1) Develop the 5-Step Hypothesis Test for a particular claim related to your work or life environment. (This should be a test of one-sample mean or one-sample proportion. The test may be based on a large or a small sample. The decision rule may be based on critical values, or on the p-value.) You need to state the claim, define the null and alternative hypotheses, identify the test significance and the test statistic, and state the decision rule that will be used — and be very specific about each. You do not need to collect data and actually conduct the test calculations unless you wish to do so.

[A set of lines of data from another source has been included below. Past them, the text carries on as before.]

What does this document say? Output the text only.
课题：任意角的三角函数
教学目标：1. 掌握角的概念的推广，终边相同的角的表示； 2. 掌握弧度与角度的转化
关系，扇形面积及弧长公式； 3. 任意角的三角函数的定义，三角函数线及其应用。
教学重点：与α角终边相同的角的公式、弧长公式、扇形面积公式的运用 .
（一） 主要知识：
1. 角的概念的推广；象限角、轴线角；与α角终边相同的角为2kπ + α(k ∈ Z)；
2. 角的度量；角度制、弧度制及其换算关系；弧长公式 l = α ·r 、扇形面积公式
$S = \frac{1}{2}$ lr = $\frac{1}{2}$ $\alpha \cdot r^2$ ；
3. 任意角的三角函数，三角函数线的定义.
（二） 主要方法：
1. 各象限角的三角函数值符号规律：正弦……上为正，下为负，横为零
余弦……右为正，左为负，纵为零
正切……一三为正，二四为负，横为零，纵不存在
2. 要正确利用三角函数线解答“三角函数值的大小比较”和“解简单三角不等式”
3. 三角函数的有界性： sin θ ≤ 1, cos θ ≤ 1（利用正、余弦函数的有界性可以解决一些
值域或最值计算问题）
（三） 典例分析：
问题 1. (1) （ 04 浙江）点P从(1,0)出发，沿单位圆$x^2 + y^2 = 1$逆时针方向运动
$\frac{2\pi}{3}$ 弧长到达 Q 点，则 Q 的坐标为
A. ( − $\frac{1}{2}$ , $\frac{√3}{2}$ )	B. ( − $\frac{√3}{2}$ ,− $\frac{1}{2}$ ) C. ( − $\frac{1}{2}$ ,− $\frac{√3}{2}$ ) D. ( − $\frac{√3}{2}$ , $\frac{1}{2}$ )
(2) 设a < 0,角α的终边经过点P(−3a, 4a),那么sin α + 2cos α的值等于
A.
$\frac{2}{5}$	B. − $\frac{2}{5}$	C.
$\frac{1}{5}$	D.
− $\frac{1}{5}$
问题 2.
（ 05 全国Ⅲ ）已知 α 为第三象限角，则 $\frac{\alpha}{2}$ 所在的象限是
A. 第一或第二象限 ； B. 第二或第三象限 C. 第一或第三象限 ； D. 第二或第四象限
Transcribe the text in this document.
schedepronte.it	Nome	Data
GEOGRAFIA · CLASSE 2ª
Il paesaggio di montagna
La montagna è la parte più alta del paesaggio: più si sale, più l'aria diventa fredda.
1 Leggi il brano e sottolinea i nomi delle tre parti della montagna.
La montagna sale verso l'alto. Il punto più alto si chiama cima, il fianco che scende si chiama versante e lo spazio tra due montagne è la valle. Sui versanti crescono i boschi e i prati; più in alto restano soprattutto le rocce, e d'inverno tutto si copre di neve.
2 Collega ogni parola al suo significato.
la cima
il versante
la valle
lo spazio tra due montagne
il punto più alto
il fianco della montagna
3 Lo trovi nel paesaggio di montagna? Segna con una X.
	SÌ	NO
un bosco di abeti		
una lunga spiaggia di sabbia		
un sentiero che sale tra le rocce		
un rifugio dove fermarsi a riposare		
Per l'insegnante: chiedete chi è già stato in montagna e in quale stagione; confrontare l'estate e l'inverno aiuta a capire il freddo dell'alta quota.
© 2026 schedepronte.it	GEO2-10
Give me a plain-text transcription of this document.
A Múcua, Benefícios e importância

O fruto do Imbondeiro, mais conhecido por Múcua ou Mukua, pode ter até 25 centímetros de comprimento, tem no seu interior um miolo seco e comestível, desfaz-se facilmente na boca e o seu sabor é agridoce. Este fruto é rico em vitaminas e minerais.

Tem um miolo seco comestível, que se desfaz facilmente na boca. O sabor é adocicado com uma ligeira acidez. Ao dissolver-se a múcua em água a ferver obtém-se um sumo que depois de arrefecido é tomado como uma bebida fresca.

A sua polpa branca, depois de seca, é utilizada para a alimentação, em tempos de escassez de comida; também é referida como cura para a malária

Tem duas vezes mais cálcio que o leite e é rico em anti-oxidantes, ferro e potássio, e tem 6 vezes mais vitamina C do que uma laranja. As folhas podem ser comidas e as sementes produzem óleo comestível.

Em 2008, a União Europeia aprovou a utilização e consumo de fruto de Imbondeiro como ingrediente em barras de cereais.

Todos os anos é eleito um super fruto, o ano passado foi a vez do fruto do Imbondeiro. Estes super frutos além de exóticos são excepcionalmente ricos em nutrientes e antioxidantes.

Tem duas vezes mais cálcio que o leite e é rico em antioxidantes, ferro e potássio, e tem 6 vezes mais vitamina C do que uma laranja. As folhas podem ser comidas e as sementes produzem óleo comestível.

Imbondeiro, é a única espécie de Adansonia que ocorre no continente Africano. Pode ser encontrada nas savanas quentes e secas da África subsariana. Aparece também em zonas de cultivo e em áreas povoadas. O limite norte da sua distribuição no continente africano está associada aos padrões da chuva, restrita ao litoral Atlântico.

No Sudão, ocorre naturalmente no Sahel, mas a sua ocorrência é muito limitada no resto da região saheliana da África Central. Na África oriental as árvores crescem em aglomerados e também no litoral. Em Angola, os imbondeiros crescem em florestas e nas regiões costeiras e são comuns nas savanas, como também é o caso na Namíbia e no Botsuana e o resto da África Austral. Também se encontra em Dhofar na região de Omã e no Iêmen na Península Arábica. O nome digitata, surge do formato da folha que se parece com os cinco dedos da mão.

2) A sample of 20 pages was taken without replacement from the
1,591-page phone directory Ameritech Pages Plus Yellow Pages. On each page, the mean area devoted to display ads was measured (a display ad is a large block of multicolored illustrations, maps, and text). The data (in square millimeters) are shown below:
0 260 356 403 536 0 268 369 428 536
268 396 469 536 162 338 403 536 536 130
(a) Construct a 95 percent confidence interval for the true mean. (b) Why might normality be an issue here? (c) What sample size would be needed to obtain an error of ±10 square millimeters with 99 percent confidence? (d) If this is not a reasonable requirement, suggest one that is.
3) Biting an unpopped kernel of popcorn hurts! As an experiment, a self-confessed biting an unpopped kernel of popcorn hurts! As an experiment, a self-confessed connoisseur of cheap popcorn carefully counted 773 kernels and put them in a popper. After popping, the unpopped kernels were counted. There were 86. (a) Construct a 90 percent confidence interval for the proportion of all kernels that would not pop. (b) Check the normality assumption. (c) Try the Very Quick Rule. Does it work well here? Why, or why not? (d) Why might this sample not be typical?